Brian put the truck in gear and began to turn it around to head back down on the very narrow, rutted road from where we had just driven. I closed and re-opened the app. I retyped Nakaseke. Again, Google proclaimed that Nakaseke was straight ahead of us, not behind us as the barefooted GPS had suggested.
I persisted. “Unless there are 2 Nakasekes, this says we have to continue the same direction we have been goin.” “There is only one Nakaseke”, said Brian with quiet certainty. He stopped the truck 4 points into his 7-point turn to turn around, now straddling the truck fully crosswise in the road, he turned to face me and said, “Tell me what I should do.” I paused, weighing the two choices. “Let’s keep going” and pointed to the phone as if to show that it was two against one.
He pointed the vehicle back to the direction we had been headed and resumed the jostling down the path. As we drove on, I saw the cell signal drop from 3 bars, to two, and then one. I stared at the blue dot as it traveled toward Nakaseke. Finally, “No Signal” the phone declared, but no matter. It wasn’t complicated, the directions had been simple, straight until Ngombe, then turn right, and a few kilometers we will have reached our destination.
An hour and a half later, an actual sign, not a common occurrence, stood on the side of the road. “Ngombe”. And, with two bars marking our cell signal. I tapped on the Maps app and re-entered Nakaseke. I stared at the phone. “94 minutes” to Nakaseke . . . Behind us!
What?! How could that be? “Stop the truck!”
I rebooted the app. Siri stood her ground. Nakaseke was now an hour and a half behind us. And ahead of us. Both. I pinched and unpinched the screen. There were now two Nakasekes on the map. And we were due at one of them in 17 minutes. Brian remained quiet, seeing the panic on my face.
I looked through my emails and found the name of one of the hospital administrators with which we had been in touch.
Hello, Richard? Um, we need some directions to your hospital. I think we’re close. Where? Um, Ngombe.
Richard said, “You are very far, maybe an hour and half. (pause) Why are you in Ngombe?”
“I’m going to let you talk to our driver.”
Brian took the phone. “Ae. . . Ae. . . Aaaaaaae. . . Kali.” (Yes, Yes, Yes, Fine.) He handed me the phone. In silence he turned the truck around.

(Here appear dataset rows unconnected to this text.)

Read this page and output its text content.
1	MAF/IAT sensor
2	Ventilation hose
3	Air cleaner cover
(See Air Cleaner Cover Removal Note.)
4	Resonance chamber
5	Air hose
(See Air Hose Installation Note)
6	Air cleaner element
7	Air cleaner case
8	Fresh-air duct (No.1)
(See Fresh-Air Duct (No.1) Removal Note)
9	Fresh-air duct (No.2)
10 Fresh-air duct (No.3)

After driving a ways, I stammered, “Brian, I’m so sorry. I was wrong. The man on the side of road. . . you were right.”
He smiled sweetly. “It is okay.”
By the time we arrived at Nakaseke Hospital, an hour and a half late, I had learned yet again a lesson I have learned many times during my visits to Uganda. Technology is only useful if the environment in which it is used, can support it. How often have I seen the uselessness of advanced technology in under-resourced settings. Whether it is having an EKG machine sitting unused because of a single broken lead that could be easily replaced in the US but not in Uganda, or an expensive blood analyzer that gives a test result that changes nothing because there is no treatment for the underlying disease, or donations of 3 months of a medication that will run out long before the patient’s benefit is realized. And now, add to the list, phone apps that have been developed for engineer designed roads and not the terrain dictated winding paths of an impoverished nation.
Sometimes a barefoot man with a walking stick understands the needs of his community better than any programmer sitting in a glass and concrete building 10,000 miles away.
As he put the truck into Park, Brian said softly, “I miss the fuel.”
“Huh?” I asked.
“So much fuel we used. I miss the fuel.”
For a Ugandan, it wasn’t the waste of time. It was the waste. For a country where everything, so limited, is precious, waste is the crime.